Legislators question FDA plan for antibiotics
July 30, 2014
by Meat&Poultry Staff
WASHINGTON – Three US Senators say the Food and Drug Administration's plan to curb antibiotic use in food-animal production may not be not be effective.
In a July 28 letter
to FDA Commissioner Margaret Hamburg, Sens. Dianne Feinstein, Elizabeth Warren and Kirsten Gillibrand detailed their concerns about the FDA's plan for animal-pharmaceutical companies to voluntarily phase-out the use of antibiotics in food-production animals. The letter follows a recent federal appeals court ruling that the FDA is not required to withdraw approval for animal drugs the agency itself deems unsafe.
"We are pleased that the Food and Drug Administration has taken an important for step to address how the overuse of antibiotics in food animal production contributes to antibiotic resistance, but we remain concerned that the FDA's recently released policies do not go far enough," the legislators wrote. "We seek additional information about how the FDA plans to evaluate whether these new policies are successful in curbing the overuse of antibiotics in food animal production and what additional actions FDA plans to take if this overuse continues."

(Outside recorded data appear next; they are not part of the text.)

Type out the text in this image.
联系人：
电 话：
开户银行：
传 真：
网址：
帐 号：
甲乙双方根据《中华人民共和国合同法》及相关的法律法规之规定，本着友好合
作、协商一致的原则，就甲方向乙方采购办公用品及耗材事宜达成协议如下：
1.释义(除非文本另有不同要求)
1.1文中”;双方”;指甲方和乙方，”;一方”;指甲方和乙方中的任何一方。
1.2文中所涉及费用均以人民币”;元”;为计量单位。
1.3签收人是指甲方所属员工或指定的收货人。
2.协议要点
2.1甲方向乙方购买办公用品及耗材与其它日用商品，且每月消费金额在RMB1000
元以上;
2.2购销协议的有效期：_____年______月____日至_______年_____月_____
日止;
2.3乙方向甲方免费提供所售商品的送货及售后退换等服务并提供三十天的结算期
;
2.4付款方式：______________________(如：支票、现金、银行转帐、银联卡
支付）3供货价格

In a final guidance issued Dec. 11, 2013, the FDA laid out a plan for animal-pharmaceutical companies to voluntarily revise the FDA-approved use conditions on the labels of products to remove such production indications as “growth promoting,” etc. The plan also calls for changing the current over-the-counter status to bring the remaining appropriate therapeutic uses under veterinary oversight and requiring a prescription for use.

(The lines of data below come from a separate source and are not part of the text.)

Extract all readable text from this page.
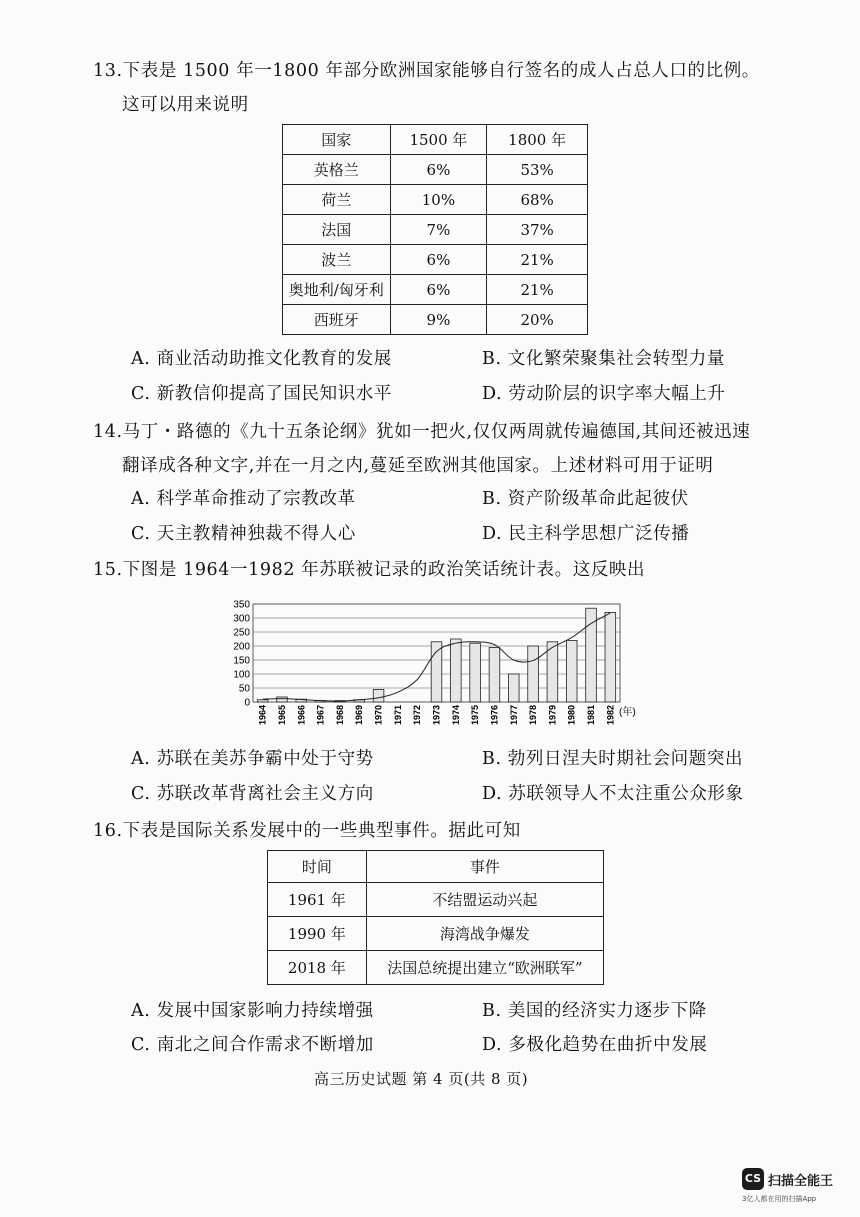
13.下表是 1500 年一1800 年部分欧洲国家能够自行签名的成人占总人口的比例。
这可以用来说明
国家	1500 年	1800 年
英格兰	6%	53%
荷兰	10%	68%
法国	7%	37%
波兰	6%	21%
奥地利/匈牙利	6%	21%
西班牙	9%	20%
A. 商业活动助推文化教育的发展	B. 文化繁荣聚集社会转型力量
C. 新教信仰提高了国民知识水平	D. 劳动阶层的识字率大幅上升
14.马丁・路德的《九十五条论纲》犹如一把火,仅仅两周就传遍德国,其间还被迅速
翻译成各种文字,并在一月之内,蔓延至欧洲其他国家。上述材料可用于证明
A. 科学革命推动了宗教改革	B. 资产阶级革命此起彼伏
C. 天主教精神独裁不得人心	D. 民主科学思想广泛传播
15.下图是 1964一1982 年苏联被记录的政治笑话统计表。这反映出
0
50
100
150
200
250
300
350
1964 1965 1966 1967 1968 1969 1970 1971 1972 1973 1974 1975 1976 1977 1978 1979 1980 1981 1982 (年)
A. 苏联在美苏争霸中处于守势	B. 勃列日涅夫时期社会问题突出
C. 苏联改革背离社会主义方向	D. 苏联领导人不太注重公众形象
16.下表是国际关系发展中的一些典型事件。据此可知
时间	事件
1961 年	不结盟运动兴起
1990 年	海湾战争爆发
2018 年	法国总统提出建立“欧洲联军”
A. 发展中国家影响力持续增强	B. 美国的经济实力逐步下降
C. 南北之间合作需求不断增加	D. 多极化趋势在曲折中发展
高三历史试题 第 4 页(共 8 页)
CS 扫描全能王
3亿人都在用的扫描App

The lawmakers noted that requiring veterinary oversight of antibiotic use in food animals is an important step in curbing overuse of antibiotics. But that requirement doesn't go far enough.
"Oversight by veterinarians alone, however, will not solve the problem if the FDA continues to approve antibiotics regimens that allow for continuous, low-dose use to prevent and contain disease," they said.
The FDA said the agency will respond directly to the legislators’ request for information.